羅若珈明白陶揚這個思想單純、感情直覺的男孩——自己的丈夫。突然,羅若珈覺醒到自己的殘酷,他是多麼令人同情的犧牲者,憑什麼自己一昧的用著進法院以前的態度?他是真的愛著自已,他原不是那種有個性的男孩子,他有敏感的思緒,及容易受傷的感情,但,就因為他愛上了一個他不應該愛的女孩,他遷就,他討好,他忍讓,哦!陶揚,我是真的傷了你了。
羅若珈伸出手,握著陶揚的手,以從未有的溫柔,虔誠地望著陶揚。
「陶揚,讓我們忘掉以前的一切,我們都明白,我們雖有那張結婚證書,卻荒謬沒有基礎,我們沒有彼此了解,沒有互相愛著,但我們結婚了。
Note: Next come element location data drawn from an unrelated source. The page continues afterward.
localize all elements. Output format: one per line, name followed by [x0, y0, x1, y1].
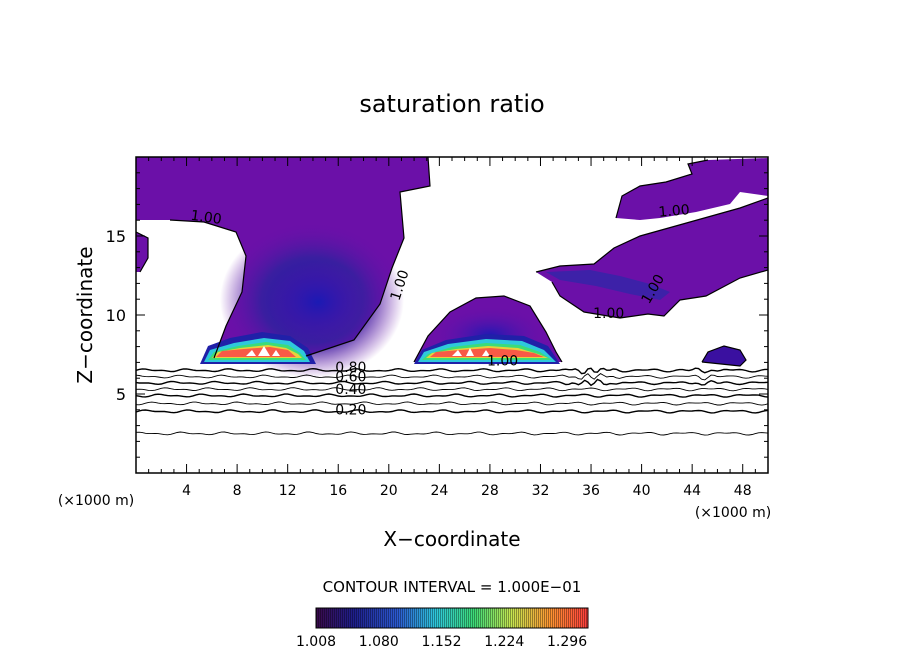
contour-line	[136, 431, 768, 436]
colorbar-tick-label: 1.296	[547, 634, 587, 650]
x-tick-label: 48	[734, 483, 752, 499]
axis-ticks	[136, 157, 768, 473]
contour-line	[136, 373, 768, 381]
left-cloud-highlights	[246, 346, 280, 356]
contour-label: 1.00	[658, 202, 690, 221]
x-tick-label: 28	[481, 483, 499, 499]
contour-line	[136, 378, 768, 387]
contour-line	[136, 387, 768, 392]
colorbar-tick-label: 1.152	[421, 634, 461, 650]
contour-label: 0.80	[335, 360, 366, 376]
contour-line	[136, 409, 768, 414]
x-tick-label: 20	[380, 483, 398, 499]
colorbar-tick-label: 1.224	[484, 634, 524, 650]
contour-label: 0.60	[335, 369, 366, 385]
colorbar-tick-label: 1.008	[296, 634, 336, 650]
y-tick-label: 10	[106, 306, 126, 325]
x-tick-label: 40	[633, 483, 651, 499]
x-unit-left: (×1000 m)	[58, 493, 134, 509]
right-small-region	[702, 346, 746, 366]
x-tick-label: 36	[582, 483, 600, 499]
unity-contours	[136, 157, 768, 367]
contour-label: 1.00	[593, 306, 624, 322]
upper-right-region	[616, 158, 768, 220]
contour-line	[136, 393, 768, 398]
x-unit-right: (×1000 m)	[695, 505, 771, 521]
contour-line	[136, 401, 768, 406]
colorbar-labels: 1.008 1.080 1.152 1.224 1.296	[296, 634, 587, 650]
contour-lines	[136, 367, 768, 436]
y-axis-label: Z−coordinate	[73, 246, 97, 383]
left-edge-region	[136, 232, 148, 272]
y-tick-label: 5	[116, 385, 126, 404]
middle-cloud-highlights	[452, 348, 490, 356]
x-tick-label: 44	[683, 483, 701, 499]
x-tick-label: 32	[532, 483, 550, 499]
right-band-blue	[546, 270, 670, 300]
contour-line	[136, 367, 768, 375]
colorbar-frame	[315, 607, 589, 629]
contour-label: 0.40	[335, 382, 366, 398]
contour-label: 0.20	[335, 403, 366, 419]
colorbar-stripes	[316, 608, 588, 628]
x-tick-label: 24	[430, 483, 448, 499]
x-tick-label: 12	[279, 483, 297, 499]
x-axis-label: X−coordinate	[383, 527, 520, 551]
right-band-region	[536, 198, 768, 318]
left-blue-inner	[268, 262, 368, 342]
x-tick-label: 16	[329, 483, 347, 499]
colorbar-tick-label: 1.080	[359, 634, 399, 650]
contour-interval-text: CONTOUR INTERVAL = 1.000E−01	[323, 578, 582, 596]
chart-title: saturation ratio	[359, 90, 544, 118]
x-tick-label: 8	[233, 483, 242, 499]
contour-label: 1.00	[487, 354, 518, 370]
plot-area: 1.001.001.001.001.001.000.800.600.400.20	[136, 157, 768, 436]
cloud-layers	[200, 332, 560, 364]
contour-label: 1.00	[190, 208, 223, 228]
y-tick-label: 15	[106, 227, 126, 246]
colorbar: 1.008 1.080 1.152 1.224 1.296	[296, 607, 589, 650]
x-tick-label: 4	[182, 483, 191, 499]
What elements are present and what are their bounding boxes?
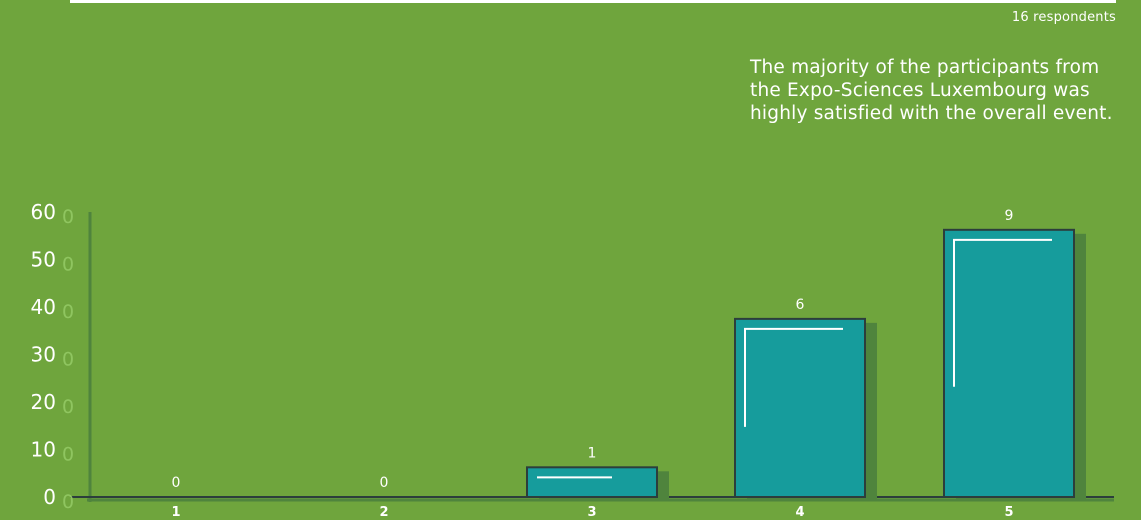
- bar: [526, 466, 658, 498]
- y-tick-label: 30: [31, 343, 56, 367]
- x-tick-label: 2: [379, 505, 388, 520]
- y-tick-label-shadow: 0: [62, 396, 74, 418]
- bar-highlight: [953, 238, 1052, 387]
- bar-data-label: 6: [796, 297, 805, 313]
- bar-highlight: [744, 327, 843, 427]
- y-tick-label-shadow: 0: [62, 444, 74, 466]
- x-tick-label: 3: [587, 505, 596, 520]
- respondents-count: 16 respondents: [1011, 10, 1116, 25]
- y-tick-label: 60: [31, 200, 56, 224]
- x-tick-label: 5: [1004, 505, 1013, 520]
- y-tick-label: 10: [31, 438, 56, 462]
- y-tick-label-shadow: 0: [62, 301, 74, 323]
- bar-data-label: 1: [588, 445, 597, 461]
- bar-data-label: 0: [380, 475, 389, 491]
- summary-note: The majority of the participants from th…: [750, 57, 1113, 124]
- y-tick-label: 0: [43, 485, 56, 509]
- y-tick-label-shadow: 0: [62, 491, 74, 513]
- bar-data-label: 9: [1005, 208, 1014, 224]
- y-tick-label-shadow: 0: [62, 206, 74, 228]
- y-tick-label: 20: [31, 390, 56, 414]
- bar: [943, 228, 1075, 498]
- x-tick-label: 1: [171, 505, 180, 520]
- bar: [734, 317, 866, 498]
- top-rule: [70, 0, 1116, 3]
- bar-data-label: 0: [172, 475, 181, 491]
- y-tick-label-shadow: 0: [62, 254, 74, 276]
- y-tick-label: 40: [31, 295, 56, 319]
- y-tick-label-shadow: 0: [62, 349, 74, 371]
- y-tick-label: 50: [31, 248, 56, 272]
- x-tick-label: 4: [795, 505, 804, 520]
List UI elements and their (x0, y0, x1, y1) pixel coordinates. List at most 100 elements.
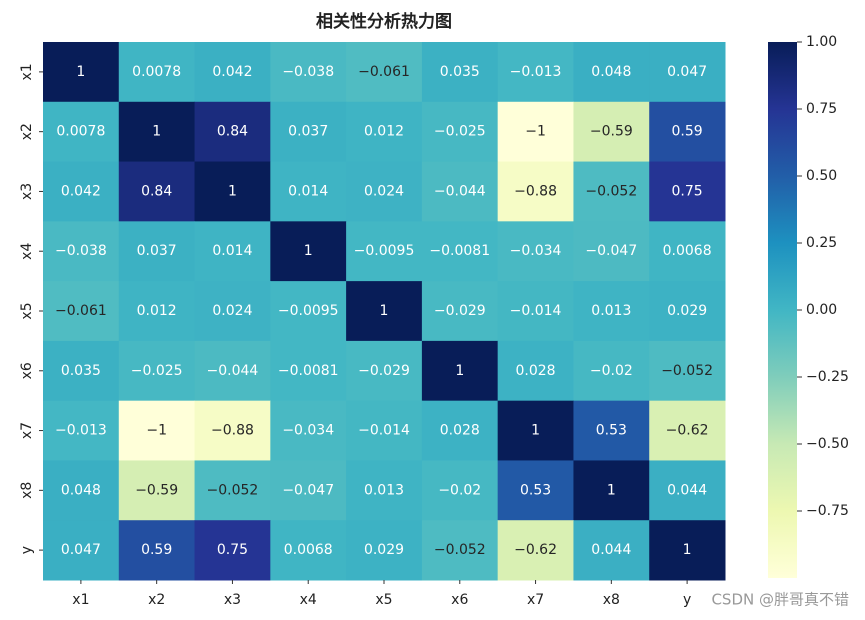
cell-label: 0.047 (667, 64, 707, 80)
y-tick-label: x6 (19, 362, 35, 379)
cell-label: 0.037 (137, 243, 177, 259)
x-tick-label: x5 (375, 592, 392, 608)
cell-label: −0.014 (358, 423, 410, 439)
heatmap-cell (118, 340, 196, 402)
heatmap-cell (497, 221, 574, 282)
y-tick-label: x5 (19, 302, 35, 319)
cell-label: 0.59 (672, 124, 703, 140)
heatmap-cell (649, 520, 726, 581)
heatmap-cell (649, 281, 726, 342)
heatmap-cell (346, 460, 423, 521)
cell-label: −0.02 (590, 363, 633, 379)
cell-label: 0.84 (141, 183, 172, 199)
cell-label: −0.025 (131, 363, 183, 379)
heatmap-cell (43, 161, 120, 222)
cell-label: 0.012 (137, 303, 177, 319)
heatmap-cell (573, 42, 650, 103)
heatmap-cell (346, 221, 423, 282)
cell-label: −0.044 (434, 183, 486, 199)
cell-label: 0.014 (212, 243, 252, 259)
cell-label: −0.62 (666, 423, 709, 439)
cell-label: 0.0068 (663, 243, 712, 259)
cell-label: 0.014 (288, 183, 328, 199)
cell-label: 0.029 (667, 303, 707, 319)
colorbar (768, 42, 797, 578)
heatmap-cell (118, 221, 196, 282)
heatmap-cell (421, 460, 499, 521)
cell-label: 0.037 (288, 124, 328, 140)
heatmap-cell (497, 101, 574, 163)
cell-label: −0.052 (585, 183, 637, 199)
heatmap-cell (194, 400, 271, 461)
heatmap-cell (421, 400, 499, 461)
cell-label: −0.59 (590, 124, 633, 140)
heatmap-cell (573, 281, 650, 342)
heatmap-cell (270, 42, 347, 103)
cell-label: −0.013 (510, 64, 562, 80)
heatmap-cell (649, 221, 726, 282)
x-tick-label: x7 (527, 592, 544, 608)
cell-label: −0.014 (510, 303, 562, 319)
heatmap-cell (194, 340, 271, 402)
heatmap-cell (649, 340, 726, 402)
heatmap-cell (43, 460, 120, 521)
cell-label: 1 (304, 243, 313, 259)
heatmap-cell (573, 400, 650, 461)
cell-label: 0.028 (440, 423, 480, 439)
colorbar-tick-label: 0.25 (806, 235, 837, 251)
heatmap-cell (346, 42, 423, 103)
cell-label: 0.047 (61, 542, 101, 558)
cell-label: −0.02 (438, 482, 481, 498)
heatmap-cell (497, 520, 574, 581)
colorbar-tick-label: 0.50 (806, 168, 837, 184)
x-tick-label: x8 (603, 592, 620, 608)
cell-label: −0.029 (358, 363, 410, 379)
cell-label: −0.0095 (278, 303, 339, 319)
y-tick-label: x2 (19, 123, 35, 140)
cell-label: −0.59 (135, 482, 178, 498)
cell-label: 0.013 (364, 482, 404, 498)
cell-label: −0.0081 (429, 243, 490, 259)
cell-label: −0.025 (434, 124, 486, 140)
cell-label: −0.061 (55, 303, 107, 319)
cell-label: −0.047 (585, 243, 637, 259)
heatmap-cell (649, 400, 726, 461)
colorbar-tick-label: −0.75 (806, 503, 849, 519)
heatmap-cell (421, 340, 499, 402)
heatmap-cell (194, 281, 271, 342)
heatmap-cell (497, 42, 574, 103)
heatmap-cell (270, 520, 347, 581)
heatmap-cell (118, 460, 196, 521)
cell-label: 0.53 (520, 482, 551, 498)
cell-label: −0.044 (207, 363, 259, 379)
heatmap-cell (649, 101, 726, 163)
cell-label: 0.028 (516, 363, 556, 379)
cell-label: 0.048 (61, 482, 101, 498)
cell-label: 0.0078 (132, 64, 181, 80)
cell-label: 1 (152, 124, 161, 140)
cell-label: 1 (531, 423, 540, 439)
y-tick-label: x8 (19, 482, 35, 499)
heatmap-cell (497, 340, 574, 402)
heatmap-cell (346, 520, 423, 581)
heatmap-cell (649, 161, 726, 222)
cell-label: −0.034 (510, 243, 562, 259)
cell-label: 0.044 (591, 542, 631, 558)
y-tick-label: x1 (19, 63, 35, 80)
cell-label: 0.84 (217, 124, 248, 140)
cell-label: 0.044 (667, 482, 707, 498)
cell-label: 1 (380, 303, 389, 319)
heatmap-cell (270, 101, 347, 163)
heatmap-cell (346, 281, 423, 342)
x-tick-label: x4 (300, 592, 317, 608)
cell-label: 0.042 (61, 183, 101, 199)
x-tick-label: x2 (148, 592, 165, 608)
cell-label: −1 (525, 124, 546, 140)
heatmap-cell (194, 460, 271, 521)
cell-label: 0.013 (591, 303, 631, 319)
heatmap-cell (118, 400, 196, 461)
heatmap-cell (346, 101, 423, 163)
cell-label: −0.052 (661, 363, 713, 379)
cell-label: −0.88 (514, 183, 557, 199)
我說過,我是不做後悔決定的人,我既然做了,我就不會後悔,我會盡我做妻子的職責,我會讓自己把這個角色扮成功。我有原則,不管什麼情況,我結婚了,我不要它是個悲劇。你說你怕我,那是以前的態度所致。從現在開始,你是我的丈夫,我是你的妻子,我們各為自己盡責任,好嗎?」
听起來,合情合理,毫無暇疵可尋。但,那卻不像一對新婚夫妻,一對現代的新婚夫妻,在結婚第一天的對白。陶揚只有一個怪異的感觸,就像是奉父母之命,媒妁之言,彼此認命,彼此妥協,如果把這座大廈拆掉,變成四合院的廂房,換掉身上的打扮,那就完完全全是老式婚姻的情緒了。
但,感觸歸感觸,這麼多年,往來的女人形形色色,第一次讓自己這麼認真,認真的情願,甚而渴望佔為己有的,就是羅若珈,陶揚已經很滿足了,還要求什麼?縱使是佔了便宜得到她,但,她總算是屬于自己的了。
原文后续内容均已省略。